At a Glance: What Changes the Plan
| Decision Factor | Low Concern | High Concern | Management Effect |
|---|---|---|---|
| Refreeze risk | Definitive rewarming guaranteed before any refreezing | Part may refreeze during transfer | Keep frozen and evacuate rather than thaw then refreeze |
| Core temperature | Normothermic, stable patient | Hypothermia or systemic instability | Resuscitate and core-rewarm before focusing on the part |
| Depth and blisters | Clear blisters reaching the tip, soft tissue after thaw | Haemorrhagic blisters stopping proximally or hard insensate tissue | Deep injury triggers imaging and salvage-drug assessment |
| Time since injury | Presenting within the salvage window (hours) | Delayed presentation beyond 24 to 48 hours | Early window allows thrombolysis or iloprost |
| Tissue state late on | Dry, demarcated, uninfected gangrene | Wet gangrene, spreading infection or sepsis | Dry demarcation waits; wet or infected forces early surgery |
Rapid Recall
FREEZEField | THAWHospital | WAITSurgery |
|---|---|---|
F Find and remove from cold Shelter the patient and remove wet, constrictive clothing and jewellery. | T Temperature-controlled bath Rapid immersion at 37 to 39 degrees Celsius until the part is soft and red. | W Watch for demarcation Allow weeks for the boundary between dead and viable tissue to form. |
R Refreeze risk Do not thaw the part if it might refreeze before reaching definitive care. | H Hurts a lot Give strong analgesia; thawing is extremely painful. | A Amputate late Frostbite in January, amputate in July: early debridement removes salvageable tissue. |
E Examine the core Treat hypothermia first; a cold heart and brain outrank cold fingers. | A Anti-thrombotic window Consider thrombolysis or iloprost for severe deep injury presenting early. | I Intervene early only if Wet gangrene, spreading infection or sepsis force earlier surgery. |
E Elevate and protect Pad the part, avoid rubbing or dry heat, and prevent further trauma. | W Wound and tetanus care Aloe vera, ibuprofen, blister care, elevation and tetanus cover. | T Therapy and rehab Hand or foot therapy, oedema control and cold-sensitivity counselling. |
Z Zero rubbing Never rub with snow; mechanical trauma worsens ice-crystal injury. | ||
E Evacuate Plan rapid transfer so definitive rewarming can be done safely. | ||
What you do in the cold matters most. | Thaw fast, treat the pain. | Let the line declare itself. |

Overview and Epidemiology
Frostbite is the freezing of tissue that occurs when the local temperature drops low enough for ice crystals to form. It most often affects the exposed peripheries: fingers, toes, ears, nose and cheeks. For the orthopaedic and hand surgeon, the digits matter most, because deep frostbite of the fingers and toes is the injury that leads to amputation.

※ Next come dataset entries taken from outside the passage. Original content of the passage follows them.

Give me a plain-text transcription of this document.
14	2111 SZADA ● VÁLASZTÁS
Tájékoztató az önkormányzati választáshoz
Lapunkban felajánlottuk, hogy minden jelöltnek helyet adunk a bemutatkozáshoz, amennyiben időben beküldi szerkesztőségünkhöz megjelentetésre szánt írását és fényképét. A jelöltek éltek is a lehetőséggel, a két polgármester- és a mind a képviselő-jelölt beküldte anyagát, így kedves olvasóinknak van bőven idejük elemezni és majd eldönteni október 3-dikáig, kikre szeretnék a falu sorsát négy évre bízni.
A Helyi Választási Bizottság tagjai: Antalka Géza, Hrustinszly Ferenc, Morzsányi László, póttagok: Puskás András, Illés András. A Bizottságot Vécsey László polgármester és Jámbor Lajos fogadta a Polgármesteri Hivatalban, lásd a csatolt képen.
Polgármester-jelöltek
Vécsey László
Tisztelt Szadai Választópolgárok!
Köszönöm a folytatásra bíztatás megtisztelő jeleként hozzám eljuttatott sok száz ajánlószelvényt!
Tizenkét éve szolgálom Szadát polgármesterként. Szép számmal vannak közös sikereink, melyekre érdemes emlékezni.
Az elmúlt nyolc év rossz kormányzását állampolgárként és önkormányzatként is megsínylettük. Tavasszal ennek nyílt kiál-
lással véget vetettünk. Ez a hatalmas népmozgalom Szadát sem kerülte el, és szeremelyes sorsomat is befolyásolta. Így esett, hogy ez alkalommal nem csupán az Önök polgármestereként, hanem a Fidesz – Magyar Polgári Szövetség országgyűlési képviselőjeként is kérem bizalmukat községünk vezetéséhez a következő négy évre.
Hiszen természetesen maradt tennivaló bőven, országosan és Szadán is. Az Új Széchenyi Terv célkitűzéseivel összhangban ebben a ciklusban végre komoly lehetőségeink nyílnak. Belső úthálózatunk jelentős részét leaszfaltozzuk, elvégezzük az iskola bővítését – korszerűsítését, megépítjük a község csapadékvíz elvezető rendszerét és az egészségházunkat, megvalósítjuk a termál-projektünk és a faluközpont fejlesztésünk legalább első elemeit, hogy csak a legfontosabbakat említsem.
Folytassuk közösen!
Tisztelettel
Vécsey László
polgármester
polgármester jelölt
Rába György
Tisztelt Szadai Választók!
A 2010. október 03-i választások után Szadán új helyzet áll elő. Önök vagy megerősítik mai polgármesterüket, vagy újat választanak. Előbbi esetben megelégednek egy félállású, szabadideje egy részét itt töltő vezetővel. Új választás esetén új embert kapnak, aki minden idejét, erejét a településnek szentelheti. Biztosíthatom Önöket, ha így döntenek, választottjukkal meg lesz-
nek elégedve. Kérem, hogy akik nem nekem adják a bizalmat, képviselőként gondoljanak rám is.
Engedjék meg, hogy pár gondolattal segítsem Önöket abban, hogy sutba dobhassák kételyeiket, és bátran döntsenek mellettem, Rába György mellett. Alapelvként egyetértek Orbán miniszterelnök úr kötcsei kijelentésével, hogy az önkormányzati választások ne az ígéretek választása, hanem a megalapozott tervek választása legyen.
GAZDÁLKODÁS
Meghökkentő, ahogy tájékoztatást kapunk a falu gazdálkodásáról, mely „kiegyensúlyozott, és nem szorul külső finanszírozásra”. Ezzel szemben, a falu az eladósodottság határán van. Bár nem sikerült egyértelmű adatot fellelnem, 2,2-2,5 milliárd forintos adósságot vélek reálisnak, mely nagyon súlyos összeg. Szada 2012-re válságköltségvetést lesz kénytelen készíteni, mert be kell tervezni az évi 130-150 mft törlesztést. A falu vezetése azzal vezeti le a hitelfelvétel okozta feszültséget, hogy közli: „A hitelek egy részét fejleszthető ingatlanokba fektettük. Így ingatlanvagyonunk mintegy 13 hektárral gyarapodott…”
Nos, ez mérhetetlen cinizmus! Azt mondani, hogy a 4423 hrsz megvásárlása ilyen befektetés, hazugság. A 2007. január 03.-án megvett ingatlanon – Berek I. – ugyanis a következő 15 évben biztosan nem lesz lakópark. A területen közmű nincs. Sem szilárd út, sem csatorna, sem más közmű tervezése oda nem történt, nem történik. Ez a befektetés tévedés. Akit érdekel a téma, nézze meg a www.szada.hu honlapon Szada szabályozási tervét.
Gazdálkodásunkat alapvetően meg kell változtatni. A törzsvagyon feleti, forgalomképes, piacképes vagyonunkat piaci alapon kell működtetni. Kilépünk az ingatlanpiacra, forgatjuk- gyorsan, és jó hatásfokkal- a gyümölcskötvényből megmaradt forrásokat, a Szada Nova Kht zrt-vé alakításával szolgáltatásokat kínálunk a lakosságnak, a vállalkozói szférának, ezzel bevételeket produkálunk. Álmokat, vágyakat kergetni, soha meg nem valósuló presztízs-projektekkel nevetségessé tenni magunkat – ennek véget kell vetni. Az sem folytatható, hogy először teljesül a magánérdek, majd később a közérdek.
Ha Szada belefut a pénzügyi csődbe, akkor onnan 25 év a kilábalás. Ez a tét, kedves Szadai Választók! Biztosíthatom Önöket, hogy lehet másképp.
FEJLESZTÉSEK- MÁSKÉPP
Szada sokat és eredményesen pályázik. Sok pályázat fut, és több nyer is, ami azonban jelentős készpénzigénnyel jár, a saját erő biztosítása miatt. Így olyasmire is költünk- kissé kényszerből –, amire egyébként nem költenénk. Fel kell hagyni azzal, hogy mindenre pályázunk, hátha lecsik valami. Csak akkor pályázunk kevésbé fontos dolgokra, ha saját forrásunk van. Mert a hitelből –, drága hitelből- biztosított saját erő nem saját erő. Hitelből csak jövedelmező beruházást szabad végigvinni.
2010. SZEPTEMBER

Frostbite was historically a military problem, but it is now increasingly a civilian injury. The people affected today include mountaineers and high-altitude climbers, outdoor and homeless populations, people intoxicated with alcohol or drugs in cold weather, those with psychiatric illness, and patients with peripheral vascular disease or diabetes who have reduced cold sensation and perfusion.
The single most important concept to state early is that frostbite is a freeze-thaw injury. The damage from freezing is only part of the story; a large share of the final tissue loss is driven by the inflammation and microvascular thrombosis that follow rewarming. This shapes everything: when to thaw, whether to give clot-busting or vessel-opening drugs, and when to operate.
Pathophysiology and Anatomy
Frostbite injury happens in overlapping phases:
- Prefreeze (cooling): the tissue cools, vessels constrict, sensation is lost and the skin becomes pale and numb before any ice forms.
- Freeze-thaw: ice crystals form, first outside the cells and then within them at lower temperatures. Crystals damage cell membranes, draw water out of cells and concentrate electrolytes, injuring the tissue directly.
- Vascular stasis: vessels alternately constrict and dilate, and plasma leaks out, causing sludging and stasis in the small vessels.
- Late progressive ischaemia: after thawing, reperfusion releases inflammatory mediators (prostaglandins, thromboxane and free radicals), platelets aggregate and microvascular thrombosis spreads. This progressive thrombosis is the key target of thrombolysis and iloprost.
The digit is vulnerable because it has a high surface-area-to-volume ratio, end-arterial blood supply and little insulating soft tissue. Once the small digital vessels thrombose, the distal pulp and nail bed lose perfusion and progress to dry gangrene over days to weeks.
Why thawing causes damage
Reperfusion after rewarming triggers an inflammatory cascade with thromboxane and prostaglandins, platelet aggregation and progressive microvascular thrombosis. This is why early appearance under-predicts loss and why anti-thrombotic and vasodilator drugs can salvage tissue.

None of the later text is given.